While the study was small and had its gaps, it does bring up some interesting possibilities about better detecting and monitoring depression. Pinpointing depression can be tricky, and unlike other conditions that have clear physical symptoms and markers that a healthcare professional can observe, it is largely diagnosed and treated based on a person’s feedback and responses to probing.

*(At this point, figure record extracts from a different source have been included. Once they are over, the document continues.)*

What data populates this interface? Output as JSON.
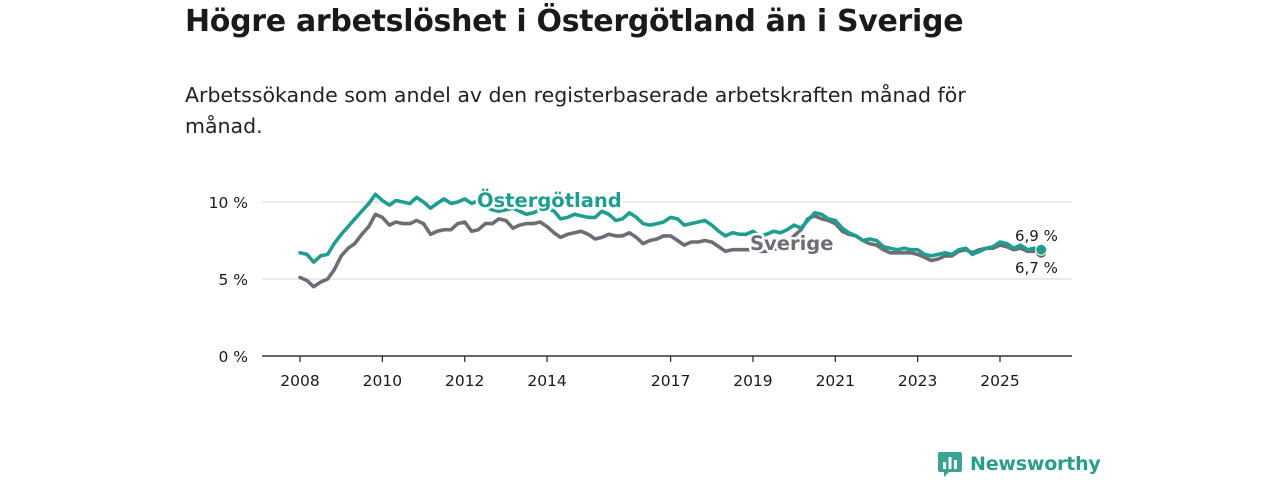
{
  "title": "Högre arbetslöshet i Östergötland än i Sverige",
  "subtitle": "Arbetssökande som andel av den registerbaserade arbetskraften månad för månad.",
  "brand": {
    "name": "Newsworthy",
    "logo_icon": "newsworthy-bar-chart-icon"
  },
  "colors": {
    "ostergotland": "#1f9e8f",
    "sverige": "#6f6c75",
    "grid": "#d6d6d6",
    "axis": "#333333"
  },
  "chart_data": {
    "type": "line",
    "title": "Högre arbetslöshet i Östergötland än i Sverige",
    "xlabel": "",
    "ylabel": "",
    "ylim": [
      0,
      11
    ],
    "xlim": [
      2007.6,
      2026.9
    ],
    "yticks": [
      0,
      5,
      10
    ],
    "ytick_labels": [
      "0 %",
      "5 %",
      "10 %"
    ],
    "xticks": [
      2008,
      2010,
      2012,
      2014,
      2017,
      2019,
      2021,
      2023,
      2025
    ],
    "xtick_labels": [
      "2008",
      "2010",
      "2012",
      "2014",
      "2017",
      "2019",
      "2021",
      "2023",
      "2025"
    ],
    "grid": true,
    "series": [
      {
        "name": "Östergötland",
        "label": "Östergötland",
        "end_label": "6,9 %",
        "x": [
          2008.0,
          2008.17,
          2008.33,
          2008.5,
          2008.67,
          2008.83,
          2009.0,
          2009.17,
          2009.33,
          2009.5,
          2009.67,
          2009.83,
          2010.0,
          2010.17,
          2010.33,
          2010.5,
          2010.67,
          2010.83,
          2011.0,
          2011.17,
          2011.33,
          2011.5,
          2011.67,
          2011.83,
          2012.0,
          2012.17,
          2012.33,
          2012.5,
          2012.67,
          2012.83,
          2013.0,
          2013.17,
          2013.33,
          2013.5,
          2013.67,
          2013.83,
          2014.0,
          2014.17,
          2014.33,
          2014.5,
          2014.67,
          2014.83,
          2015.0,
          2015.17,
          2015.33,
          2015.5,
          2015.67,
          2015.83,
          2016.0,
          2016.17,
          2016.33,
          2016.5,
          2016.67,
          2016.83,
          2017.0,
          2017.17,
          2017.33,
          2017.5,
          2017.67,
          2017.83,
          2018.0,
          2018.17,
          2018.33,
          2018.5,
          2018.67,
          2018.83,
          2019.0,
          2019.17,
          2019.33,
          2019.5,
          2019.67,
          2019.83,
          2020.0,
          2020.17,
          2020.33,
          2020.5,
          2020.67,
          2020.83,
          2021.0,
          2021.17,
          2021.33,
          2021.5,
          2021.67,
          2021.83,
          2022.0,
          2022.17,
          2022.33,
          2022.5,
          2022.67,
          2022.83,
          2023.0,
          2023.17,
          2023.33,
          2023.5,
          2023.67,
          2023.83,
          2024.0,
          2024.17,
          2024.33,
          2024.5,
          2024.67,
          2024.83,
          2025.0,
          2025.17,
          2025.33,
          2025.5,
          2025.67,
          2025.83,
          2026.0
        ],
        "values": [
          6.7,
          6.6,
          6.1,
          6.5,
          6.6,
          7.3,
          7.9,
          8.4,
          8.9,
          9.4,
          9.9,
          10.5,
          10.1,
          9.8,
          10.1,
          10.0,
          9.9,
          10.3,
          10.0,
          9.6,
          9.9,
          10.2,
          9.9,
          10.0,
          10.2,
          9.9,
          10.1,
          9.7,
          9.5,
          9.4,
          9.5,
          9.6,
          9.4,
          9.2,
          9.3,
          9.5,
          9.6,
          9.4,
          8.9,
          9.0,
          9.2,
          9.1,
          9.0,
          9.0,
          9.4,
          9.2,
          8.8,
          8.9,
          9.3,
          9.0,
          8.6,
          8.5,
          8.6,
          8.7,
          9.0,
          8.9,
          8.5,
          8.6,
          8.7,
          8.8,
          8.5,
          8.1,
          7.8,
          8.0,
          7.9,
          7.9,
          8.1,
          7.8,
          7.9,
          8.1,
          8.0,
          8.2,
          8.5,
          8.3,
          8.8,
          9.3,
          9.2,
          8.9,
          8.8,
          8.3,
          8.0,
          7.8,
          7.5,
          7.6,
          7.5,
          7.1,
          7.0,
          6.9,
          7.0,
          6.9,
          6.9,
          6.6,
          6.5,
          6.6,
          6.7,
          6.6,
          6.9,
          7.0,
          6.6,
          6.8,
          7.0,
          7.1,
          7.4,
          7.3,
          7.0,
          7.2,
          6.9,
          7.0,
          6.9
        ]
      },
      {
        "name": "Sverige",
        "label": "Sverige",
        "end_label": "6,7 %",
        "x": [
          2008.0,
          2008.17,
          2008.33,
          2008.5,
          2008.67,
          2008.83,
          2009.0,
          2009.17,
          2009.33,
          2009.5,
          2009.67,
          2009.83,
          2010.0,
          2010.17,
          2010.33,
          2010.5,
          2010.67,
          2010.83,
          2011.0,
          2011.17,
          2011.33,
          2011.5,
          2011.67,
          2011.83,
          2012.0,
          2012.17,
          2012.33,
          2012.5,
          2012.67,
          2012.83,
          2013.0,
          2013.17,
          2013.33,
          2013.5,
          2013.67,
          2013.83,
          2014.0,
          2014.17,
          2014.33,
          2014.5,
          2014.67,
          2014.83,
          2015.0,
          2015.17,
          2015.33,
          2015.5,
          2015.67,
          2015.83,
          2016.0,
          2016.17,
          2016.33,
          2016.5,
          2016.67,
          2016.83,
          2017.0,
          2017.17,
          2017.33,
          2017.5,
          2017.67,
          2017.83,
          2018.0,
          2018.17,
          2018.33,
          2018.5,
          2018.67,
          2018.83,
          2019.0,
          2019.17,
          2019.33,
          2019.5,
          2019.67,
          2019.83,
          2020.0,
          2020.17,
          2020.33,
          2020.5,
          2020.67,
          2020.83,
          2021.0,
          2021.17,
          2021.33,
          2021.5,
          2021.67,
          2021.83,
          2022.0,
          2022.17,
          2022.33,
          2022.5,
          2022.67,
          2022.83,
          2023.0,
          2023.17,
          2023.33,
          2023.5,
          2023.67,
          2023.83,
          2024.0,
          2024.17,
          2024.33,
          2024.5,
          2024.67,
          2024.83,
          2025.0,
          2025.17,
          2025.33,
          2025.5,
          2025.67,
          2025.83,
          2026.0
        ],
        "values": [
          5.1,
          4.9,
          4.5,
          4.8,
          5.0,
          5.6,
          6.5,
          7.0,
          7.3,
          7.9,
          8.4,
          9.2,
          9.0,
          8.5,
          8.7,
          8.6,
          8.6,
          8.8,
          8.6,
          7.9,
          8.1,
          8.2,
          8.2,
          8.6,
          8.7,
          8.1,
          8.2,
          8.6,
          8.6,
          8.9,
          8.8,
          8.3,
          8.5,
          8.6,
          8.6,
          8.7,
          8.4,
          8.0,
          7.7,
          7.9,
          8.0,
          8.1,
          7.9,
          7.6,
          7.7,
          7.9,
          7.8,
          7.8,
          8.0,
          7.7,
          7.3,
          7.5,
          7.6,
          7.8,
          7.8,
          7.5,
          7.2,
          7.4,
          7.4,
          7.5,
          7.4,
          7.1,
          6.8,
          6.9,
          6.9,
          6.9,
          6.9,
          6.8,
          6.8,
          6.9,
          7.1,
          7.3,
          7.8,
          8.2,
          8.9,
          9.1,
          8.9,
          8.8,
          8.6,
          8.1,
          7.9,
          7.8,
          7.5,
          7.3,
          7.2,
          6.9,
          6.7,
          6.7,
          6.7,
          6.7,
          6.6,
          6.4,
          6.2,
          6.3,
          6.5,
          6.5,
          6.8,
          6.9,
          6.7,
          6.9,
          7.0,
          7.0,
          7.2,
          7.1,
          6.9,
          7.0,
          6.8,
          6.8,
          6.7
        ]
      }
    ]
  }
}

The study points to a new technique that could help supplement largely subjective data (what people tell their HCP) with a more unbiased data set using a piece of technology that has practically become an extension of our being these days. As senior study author David Mohr puts it:

“We now have an objective measure of behavior related to depression. And we’re detecting it passively. Phones can provide data unobtrusively and with no effort on the part of the user.”

Beyond detection and monitoring, the findings also offer up some new ideas for treatment and intervention. A usage “warning” could be sent ahead to a physician or even caregivers if a patient was exhibiting behavior patterns related to a depressive swing. The phone itself could also be used as a delivery method for cognitive therapy—think apps that can sense mental states and patterns, and then either positively reinforce good behaviors or provide encouragement to course-correct bad.

This is the next area of clinical research that the Northwestern team is moving into, in the hopes that they will be able to effectively treat depression and anxiety by using data-driven interventions to change behavior. Hopefully their work will offer innovative new “beyond the pill” solutions for a problem that is only continuing to grow.